Effective Landau-Zener transitions in circuit dynamical Casimir effect with time-varying modulation frequency

Abstract: We consider the dissipative single-qubit circuit QED architecture in which the atomic transition frequency undergoes a weak external time-modulation. For sinusoidal modulation with linearly varying frequency we derive effective Hamiltonians that resemble the Landau-Zener problem of finite duration associated to a two- or multi-level systems. The corresponding off-diagonal coupling coefficients originate either from the rotating or the counter-rotating terms in the Rabi Hamiltonian, depending on the values of the modulation frequency. It is demonstrated that in the dissipation less case one can accomplish almost complete transitions between the eigenstates of the bare Rabi Hamiltonian even for relatively short duration of the frequency sweep.
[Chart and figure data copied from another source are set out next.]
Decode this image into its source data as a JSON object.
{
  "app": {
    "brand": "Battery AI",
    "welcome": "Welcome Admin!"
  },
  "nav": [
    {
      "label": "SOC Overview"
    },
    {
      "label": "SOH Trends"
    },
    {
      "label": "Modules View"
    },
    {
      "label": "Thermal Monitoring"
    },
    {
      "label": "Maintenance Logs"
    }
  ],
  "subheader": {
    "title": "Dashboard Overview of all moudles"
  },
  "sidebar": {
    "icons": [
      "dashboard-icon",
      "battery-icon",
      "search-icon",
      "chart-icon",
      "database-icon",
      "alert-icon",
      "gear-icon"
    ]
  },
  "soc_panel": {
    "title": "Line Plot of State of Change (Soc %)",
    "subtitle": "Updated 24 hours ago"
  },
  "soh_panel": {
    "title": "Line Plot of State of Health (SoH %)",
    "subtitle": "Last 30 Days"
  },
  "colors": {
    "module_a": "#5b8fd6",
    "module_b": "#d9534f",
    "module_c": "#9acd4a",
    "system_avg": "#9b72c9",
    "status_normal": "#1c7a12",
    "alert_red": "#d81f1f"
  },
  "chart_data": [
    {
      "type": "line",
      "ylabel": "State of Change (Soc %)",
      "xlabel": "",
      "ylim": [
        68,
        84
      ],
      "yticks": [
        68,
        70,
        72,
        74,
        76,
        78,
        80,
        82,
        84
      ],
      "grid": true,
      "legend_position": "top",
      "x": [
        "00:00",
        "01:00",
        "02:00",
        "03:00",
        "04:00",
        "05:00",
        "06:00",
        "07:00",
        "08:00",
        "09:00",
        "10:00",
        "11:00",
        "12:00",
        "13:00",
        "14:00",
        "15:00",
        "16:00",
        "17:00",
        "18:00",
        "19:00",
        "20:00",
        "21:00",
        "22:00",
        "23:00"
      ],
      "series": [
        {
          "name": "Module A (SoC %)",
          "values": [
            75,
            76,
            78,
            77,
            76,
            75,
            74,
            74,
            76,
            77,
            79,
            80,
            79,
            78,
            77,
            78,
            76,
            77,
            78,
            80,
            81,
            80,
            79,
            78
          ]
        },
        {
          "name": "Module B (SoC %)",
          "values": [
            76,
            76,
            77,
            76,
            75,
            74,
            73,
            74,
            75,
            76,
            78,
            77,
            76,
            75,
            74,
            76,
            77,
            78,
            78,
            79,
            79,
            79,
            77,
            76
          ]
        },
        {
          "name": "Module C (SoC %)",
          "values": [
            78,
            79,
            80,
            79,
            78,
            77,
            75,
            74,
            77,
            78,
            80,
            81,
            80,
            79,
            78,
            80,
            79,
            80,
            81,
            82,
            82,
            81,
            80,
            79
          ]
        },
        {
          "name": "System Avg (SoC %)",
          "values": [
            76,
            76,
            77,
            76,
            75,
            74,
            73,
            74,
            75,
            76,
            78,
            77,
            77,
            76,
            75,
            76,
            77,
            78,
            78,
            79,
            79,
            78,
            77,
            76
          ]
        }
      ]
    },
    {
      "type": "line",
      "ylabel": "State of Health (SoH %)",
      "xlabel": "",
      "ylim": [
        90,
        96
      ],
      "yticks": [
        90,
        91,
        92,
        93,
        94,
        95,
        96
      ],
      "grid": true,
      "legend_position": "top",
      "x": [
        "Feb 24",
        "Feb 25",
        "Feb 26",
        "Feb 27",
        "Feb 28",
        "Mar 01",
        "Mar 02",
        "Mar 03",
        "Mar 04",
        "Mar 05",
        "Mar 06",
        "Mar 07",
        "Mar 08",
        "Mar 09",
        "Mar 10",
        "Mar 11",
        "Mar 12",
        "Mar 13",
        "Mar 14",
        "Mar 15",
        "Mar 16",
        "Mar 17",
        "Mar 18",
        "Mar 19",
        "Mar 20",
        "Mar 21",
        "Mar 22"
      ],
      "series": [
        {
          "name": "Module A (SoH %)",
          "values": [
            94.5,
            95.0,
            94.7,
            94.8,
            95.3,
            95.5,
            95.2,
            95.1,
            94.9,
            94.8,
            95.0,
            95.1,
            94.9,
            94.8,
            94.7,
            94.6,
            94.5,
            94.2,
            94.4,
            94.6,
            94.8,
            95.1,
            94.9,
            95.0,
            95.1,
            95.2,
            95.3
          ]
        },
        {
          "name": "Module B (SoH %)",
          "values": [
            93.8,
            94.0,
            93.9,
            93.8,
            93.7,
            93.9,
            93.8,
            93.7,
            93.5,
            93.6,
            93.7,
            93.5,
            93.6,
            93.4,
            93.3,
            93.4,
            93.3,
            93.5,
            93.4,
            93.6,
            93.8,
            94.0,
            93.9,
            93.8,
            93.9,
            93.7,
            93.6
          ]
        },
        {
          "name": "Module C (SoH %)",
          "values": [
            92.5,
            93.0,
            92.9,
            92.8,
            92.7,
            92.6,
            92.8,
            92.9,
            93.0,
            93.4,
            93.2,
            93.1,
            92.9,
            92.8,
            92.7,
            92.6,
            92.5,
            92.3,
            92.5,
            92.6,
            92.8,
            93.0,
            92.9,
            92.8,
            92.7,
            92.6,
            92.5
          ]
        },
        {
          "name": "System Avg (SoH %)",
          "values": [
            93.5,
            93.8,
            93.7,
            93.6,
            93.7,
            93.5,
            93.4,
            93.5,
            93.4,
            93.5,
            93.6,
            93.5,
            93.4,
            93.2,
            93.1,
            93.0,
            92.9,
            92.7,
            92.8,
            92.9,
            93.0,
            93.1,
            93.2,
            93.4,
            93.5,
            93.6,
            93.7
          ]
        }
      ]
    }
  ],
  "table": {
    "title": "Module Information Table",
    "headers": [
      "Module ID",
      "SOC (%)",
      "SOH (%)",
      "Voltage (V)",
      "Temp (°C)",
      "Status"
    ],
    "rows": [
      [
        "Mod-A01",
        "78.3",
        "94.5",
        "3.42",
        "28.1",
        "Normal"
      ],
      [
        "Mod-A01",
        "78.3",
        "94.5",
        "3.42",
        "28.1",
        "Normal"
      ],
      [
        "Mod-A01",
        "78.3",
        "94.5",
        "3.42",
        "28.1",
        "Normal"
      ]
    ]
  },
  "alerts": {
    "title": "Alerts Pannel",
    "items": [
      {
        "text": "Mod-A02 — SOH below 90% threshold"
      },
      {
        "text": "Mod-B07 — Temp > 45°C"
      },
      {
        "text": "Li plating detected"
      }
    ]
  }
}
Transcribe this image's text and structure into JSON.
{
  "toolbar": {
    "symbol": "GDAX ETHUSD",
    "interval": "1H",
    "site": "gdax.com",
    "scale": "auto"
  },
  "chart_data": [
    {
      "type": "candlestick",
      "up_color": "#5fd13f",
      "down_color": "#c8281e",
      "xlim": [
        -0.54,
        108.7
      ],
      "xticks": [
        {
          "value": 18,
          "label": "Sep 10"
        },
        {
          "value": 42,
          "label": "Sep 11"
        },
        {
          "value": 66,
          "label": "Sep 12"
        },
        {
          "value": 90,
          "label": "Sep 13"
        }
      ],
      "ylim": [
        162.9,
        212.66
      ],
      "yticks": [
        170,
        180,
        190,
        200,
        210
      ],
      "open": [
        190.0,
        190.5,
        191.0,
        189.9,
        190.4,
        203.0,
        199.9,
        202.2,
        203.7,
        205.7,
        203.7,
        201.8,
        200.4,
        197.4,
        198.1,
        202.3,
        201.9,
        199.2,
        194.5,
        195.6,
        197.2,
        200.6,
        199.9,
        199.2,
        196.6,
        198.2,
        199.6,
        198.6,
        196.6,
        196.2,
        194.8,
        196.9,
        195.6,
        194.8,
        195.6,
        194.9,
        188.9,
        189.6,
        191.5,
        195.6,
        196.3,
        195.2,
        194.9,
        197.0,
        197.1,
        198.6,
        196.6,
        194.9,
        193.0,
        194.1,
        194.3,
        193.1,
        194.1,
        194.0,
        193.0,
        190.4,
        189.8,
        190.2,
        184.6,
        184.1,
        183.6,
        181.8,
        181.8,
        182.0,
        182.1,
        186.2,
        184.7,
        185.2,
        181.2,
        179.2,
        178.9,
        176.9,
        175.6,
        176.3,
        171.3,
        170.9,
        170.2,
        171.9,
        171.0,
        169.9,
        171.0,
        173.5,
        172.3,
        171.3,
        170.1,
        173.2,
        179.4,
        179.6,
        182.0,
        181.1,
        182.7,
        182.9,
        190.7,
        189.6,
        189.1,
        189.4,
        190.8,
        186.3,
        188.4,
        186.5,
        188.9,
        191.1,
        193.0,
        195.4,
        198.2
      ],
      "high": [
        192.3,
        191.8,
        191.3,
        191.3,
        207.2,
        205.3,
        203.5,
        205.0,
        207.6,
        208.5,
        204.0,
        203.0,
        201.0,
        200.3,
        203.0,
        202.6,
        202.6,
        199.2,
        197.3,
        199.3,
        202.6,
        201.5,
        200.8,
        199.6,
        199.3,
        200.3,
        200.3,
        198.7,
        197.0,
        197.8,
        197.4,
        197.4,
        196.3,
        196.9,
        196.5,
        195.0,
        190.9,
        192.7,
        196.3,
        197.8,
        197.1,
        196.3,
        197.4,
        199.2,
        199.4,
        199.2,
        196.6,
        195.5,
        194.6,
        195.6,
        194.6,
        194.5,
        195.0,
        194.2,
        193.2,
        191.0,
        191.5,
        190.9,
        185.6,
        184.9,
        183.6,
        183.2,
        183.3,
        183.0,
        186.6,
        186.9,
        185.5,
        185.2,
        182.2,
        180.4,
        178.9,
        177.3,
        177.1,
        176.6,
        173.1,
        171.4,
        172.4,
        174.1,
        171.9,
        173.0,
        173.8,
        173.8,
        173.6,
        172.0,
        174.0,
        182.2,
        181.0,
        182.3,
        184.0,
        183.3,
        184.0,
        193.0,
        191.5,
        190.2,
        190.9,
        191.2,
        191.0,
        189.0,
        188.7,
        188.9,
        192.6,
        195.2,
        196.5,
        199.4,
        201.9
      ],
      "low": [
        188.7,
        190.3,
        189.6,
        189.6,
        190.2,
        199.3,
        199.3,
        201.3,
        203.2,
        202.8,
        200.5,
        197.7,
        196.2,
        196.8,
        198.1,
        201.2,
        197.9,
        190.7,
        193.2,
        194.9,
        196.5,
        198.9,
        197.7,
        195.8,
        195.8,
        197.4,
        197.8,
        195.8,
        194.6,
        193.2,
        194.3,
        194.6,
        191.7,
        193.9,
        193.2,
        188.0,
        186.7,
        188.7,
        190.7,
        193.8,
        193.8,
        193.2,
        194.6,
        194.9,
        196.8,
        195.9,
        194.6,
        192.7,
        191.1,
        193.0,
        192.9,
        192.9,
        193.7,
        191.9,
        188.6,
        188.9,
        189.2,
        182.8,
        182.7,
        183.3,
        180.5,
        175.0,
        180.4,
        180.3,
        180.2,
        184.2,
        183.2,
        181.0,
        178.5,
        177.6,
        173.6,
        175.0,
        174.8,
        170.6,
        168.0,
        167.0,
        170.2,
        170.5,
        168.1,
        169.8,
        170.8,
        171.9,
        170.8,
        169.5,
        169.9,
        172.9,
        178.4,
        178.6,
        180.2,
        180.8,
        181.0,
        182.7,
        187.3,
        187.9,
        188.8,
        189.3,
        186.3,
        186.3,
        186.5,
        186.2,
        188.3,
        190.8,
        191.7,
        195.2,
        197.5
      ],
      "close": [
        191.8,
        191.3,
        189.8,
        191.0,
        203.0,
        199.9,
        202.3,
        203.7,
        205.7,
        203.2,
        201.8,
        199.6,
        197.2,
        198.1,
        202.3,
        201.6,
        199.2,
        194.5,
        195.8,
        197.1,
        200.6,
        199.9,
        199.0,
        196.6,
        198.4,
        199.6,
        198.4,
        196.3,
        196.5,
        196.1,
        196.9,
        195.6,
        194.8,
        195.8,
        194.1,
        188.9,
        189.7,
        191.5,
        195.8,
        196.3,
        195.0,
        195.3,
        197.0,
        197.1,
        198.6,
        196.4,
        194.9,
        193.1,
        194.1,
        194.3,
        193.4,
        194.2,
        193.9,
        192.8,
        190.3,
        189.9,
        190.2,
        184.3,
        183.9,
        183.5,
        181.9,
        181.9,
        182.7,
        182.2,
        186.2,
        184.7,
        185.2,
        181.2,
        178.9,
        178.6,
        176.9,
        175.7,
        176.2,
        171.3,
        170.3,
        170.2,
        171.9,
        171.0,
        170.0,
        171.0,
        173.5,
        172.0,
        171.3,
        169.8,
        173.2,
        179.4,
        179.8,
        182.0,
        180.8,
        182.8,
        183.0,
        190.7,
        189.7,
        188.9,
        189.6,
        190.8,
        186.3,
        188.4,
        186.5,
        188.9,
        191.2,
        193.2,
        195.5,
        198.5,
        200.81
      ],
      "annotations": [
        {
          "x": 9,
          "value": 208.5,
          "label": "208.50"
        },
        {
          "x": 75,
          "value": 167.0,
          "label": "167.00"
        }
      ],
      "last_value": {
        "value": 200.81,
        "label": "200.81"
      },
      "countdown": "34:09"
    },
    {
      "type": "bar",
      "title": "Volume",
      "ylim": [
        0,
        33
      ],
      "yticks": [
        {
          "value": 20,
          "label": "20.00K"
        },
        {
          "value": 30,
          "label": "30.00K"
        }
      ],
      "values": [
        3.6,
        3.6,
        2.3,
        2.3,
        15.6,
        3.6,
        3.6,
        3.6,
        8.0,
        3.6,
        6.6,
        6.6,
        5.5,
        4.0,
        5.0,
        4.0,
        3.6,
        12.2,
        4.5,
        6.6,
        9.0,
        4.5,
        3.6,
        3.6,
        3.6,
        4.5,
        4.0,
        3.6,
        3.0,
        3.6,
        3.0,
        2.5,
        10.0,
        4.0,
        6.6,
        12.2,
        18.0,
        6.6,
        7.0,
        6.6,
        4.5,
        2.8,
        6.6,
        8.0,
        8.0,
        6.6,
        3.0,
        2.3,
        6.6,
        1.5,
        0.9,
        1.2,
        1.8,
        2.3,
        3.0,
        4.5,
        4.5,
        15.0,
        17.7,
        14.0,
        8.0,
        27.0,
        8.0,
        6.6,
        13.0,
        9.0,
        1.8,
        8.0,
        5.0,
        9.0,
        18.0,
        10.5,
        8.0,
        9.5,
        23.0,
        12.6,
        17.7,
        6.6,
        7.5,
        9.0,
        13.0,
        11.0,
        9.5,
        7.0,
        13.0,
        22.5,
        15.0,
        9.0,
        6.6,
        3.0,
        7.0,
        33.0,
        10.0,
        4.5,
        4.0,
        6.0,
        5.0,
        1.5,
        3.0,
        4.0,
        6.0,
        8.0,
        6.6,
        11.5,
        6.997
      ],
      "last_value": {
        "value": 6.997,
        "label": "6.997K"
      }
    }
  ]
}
To assess the experimental feasibility of our scheme we solved numerically the phenomenological and the microscopic quantum master equations in the Markovian regime at zero temperature. Both models exhibit qualitatively similar behavior and indicate that photon generation from vacuum via effective Landau-Zener transitions could be implemented with the current technology on the timescales of a few microseconds. Moreover, unlike the harmonic dynamical Casimir effect implementations, our proposal does not require the precise knowledge of the resonant modulation frequency to accomplish meaningful photon generation.